A few years ago something happened to change the direction of our prayers. His sweet daddy, our son Matthew, was diagnosed with an incurable and extremely aggressive cancer. This was not the desire of our hearts for our son or for our grandson or for the rest of the family. This was a strange way to answer our prayers. I didn't understand. None of us understood God's plan. But I kept praying and trying to delight myself in the Lord, with the hope that God would indeed give me the desire of my heart...and for the sake of our son and our grandson and his mama too, that God would hear my prayers and heal our son. Sadly, that was not God's plan. After a four year struggle, our son passed away one year ago, on May 25, 2014. (click on link for that story).
Just recently my daughter in law Nicole sent me another picture. As soon as I saw it my mind immediately went back to the little picture sitting on my windowsill, and I cried.
This is a picture of my grandson Noah, quite grown up...fifteen years old. And here he is, planting in the ground again. These plants are adorning the grave of his daddy. Such a precious picture of love and devotion. I can imagine that Noah was talking to his daddy in his mind while he planted the flowers for him.
And I looked at the little picture of us planting together when he was three, and I cried..."Lord, this is not how I thought life would turn out. I thought if I delighted myself in YOU, that You would give me the desires of my heart. The desire of my heart was never to see my grandson planting flowers on his father's grave...the grave of my precious son. But, Lord, in Your sovereign will, this is where we are today. Now I must continue to pray for my grandson...and I must continue to delight myself in You...and I know that you WILL give me the desires of my heart concerning him. My prayer was that he would grow up to be strong in the Lord, and strong in his body, mind, and heart.

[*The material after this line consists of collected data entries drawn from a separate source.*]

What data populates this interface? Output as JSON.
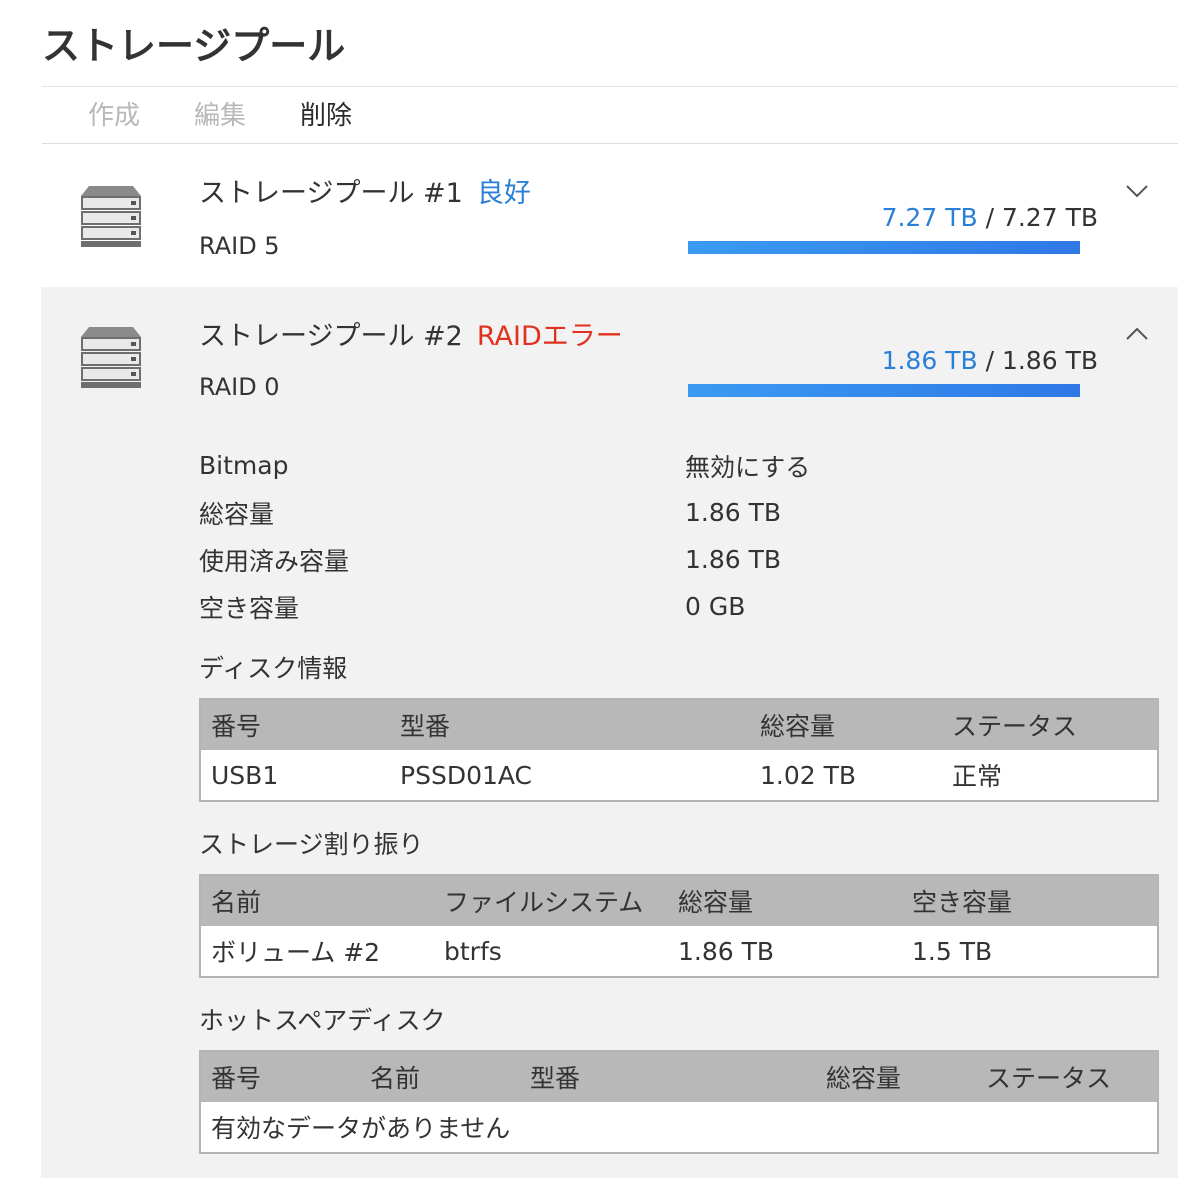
{
  "page": {
    "title": "ストレージプール"
  },
  "toolbar": {
    "create": "作成",
    "edit": "編集",
    "delete": "削除"
  },
  "pools": [
    {
      "name": "ストレージプール #1",
      "status": "良好",
      "raid": "RAID 5",
      "used": "7.27 TB",
      "separator": " / ",
      "total": "7.27 TB",
      "usage_fraction": 1.0,
      "expanded": false
    },
    {
      "name": "ストレージプール #2",
      "status": "RAIDエラー",
      "raid": "RAID 0",
      "used": "1.86 TB",
      "separator": " / ",
      "total": "1.86 TB",
      "usage_fraction": 1.0,
      "expanded": true,
      "properties": [
        {
          "label": "Bitmap",
          "value": "無効にする"
        },
        {
          "label": "総容量",
          "value": "1.86 TB"
        },
        {
          "label": "使用済み容量",
          "value": "1.86 TB"
        },
        {
          "label": "空き容量",
          "value": "0 GB"
        }
      ],
      "disk_info": {
        "title": "ディスク情報",
        "columns": [
          "番号",
          "型番",
          "総容量",
          "ステータス"
        ],
        "rows": [
          [
            "USB1",
            "PSSD01AC",
            "1.02 TB",
            "正常"
          ]
        ]
      },
      "allocation": {
        "title": "ストレージ割り振り",
        "columns": [
          "名前",
          "ファイルシステム",
          "総容量",
          "空き容量"
        ],
        "rows": [
          [
            "ボリューム #2",
            "btrfs",
            "1.86 TB",
            "1.5 TB"
          ]
        ]
      },
      "hot_spare": {
        "title": "ホットスペアディスク",
        "columns": [
          "番号",
          "名前",
          "型番",
          "総容量",
          "ステータス"
        ],
        "empty_message": "有効なデータがありません"
      }
    }
  ],
  "colors": {
    "good": "#2a7fd6",
    "error": "#e0301e",
    "normal": "#2e8b2e",
    "bar": "#3a8cf0"
  },
  "icons": {
    "pool_icon": "server-stack-icon",
    "collapsed": "chevron-down-icon",
    "expanded": "chevron-up-icon"
  }
}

Even though I don't understand the way of Your plan, Lord, I will continue to trust in You...that perhaps even in this great loss and horrific sorrow, Your plan will be fulfilled. The desire of my heart will still be completed.
The verses before and after Psalm 37:4 says this:
3."Trust in the Lord, and do good;
Dwell in the land, and feed on His faithfulness.
4. Delight yourself also in the Lord,
and He shall give you the desires of your heart.
5. Commit your way to the Lord,
Trust also in Him,
and He shall bring it to pass.
6. He shall bring forth your
righteousness as the light,
and your justice as the noonday.
7. Rest in the Lord,
and wait patiently for Him..."
I know that God is at work in this whole big picture. He has promised to give me the desires of my heart concerning my grandson. My part is to TRUST, DELIGHT, COMMIT, AND REST IN THE LORD...and He shall bring it to pass.
I know that my son Matthew's greatest desire was that his son would grow up to be strong in the Lord as well.
I know that my son Matthew's greatest desire was that his son would grow up to be strong in the Lord as well.
Our son Matthew baptizing his son Noah |
He laid a firm foundation for him to stand upon. Things have been a bit rough, but God has promised to give us the desires of our hearts. So I will trust in Him. He knows exactly what He's doing!
Noah and his Daddy Matthew doing Tae Kwon Do together |
Noah and his Daddy walking in the woods |
Noah and his Daddy on the big Moose Hunt (click on the caption for this story) |
Noah and Matthew in "The Shaving Lesson" (click on the caption for this story) |
This story is dedicated to my grandson Noah, in loving memory of his daddy, our son Matthew, written for this Memorial Day, May 25th, 2015, the first year anniversary of Matthew's entrance into heaven. May God hear my prayers and give me the desire of my heart. Amen.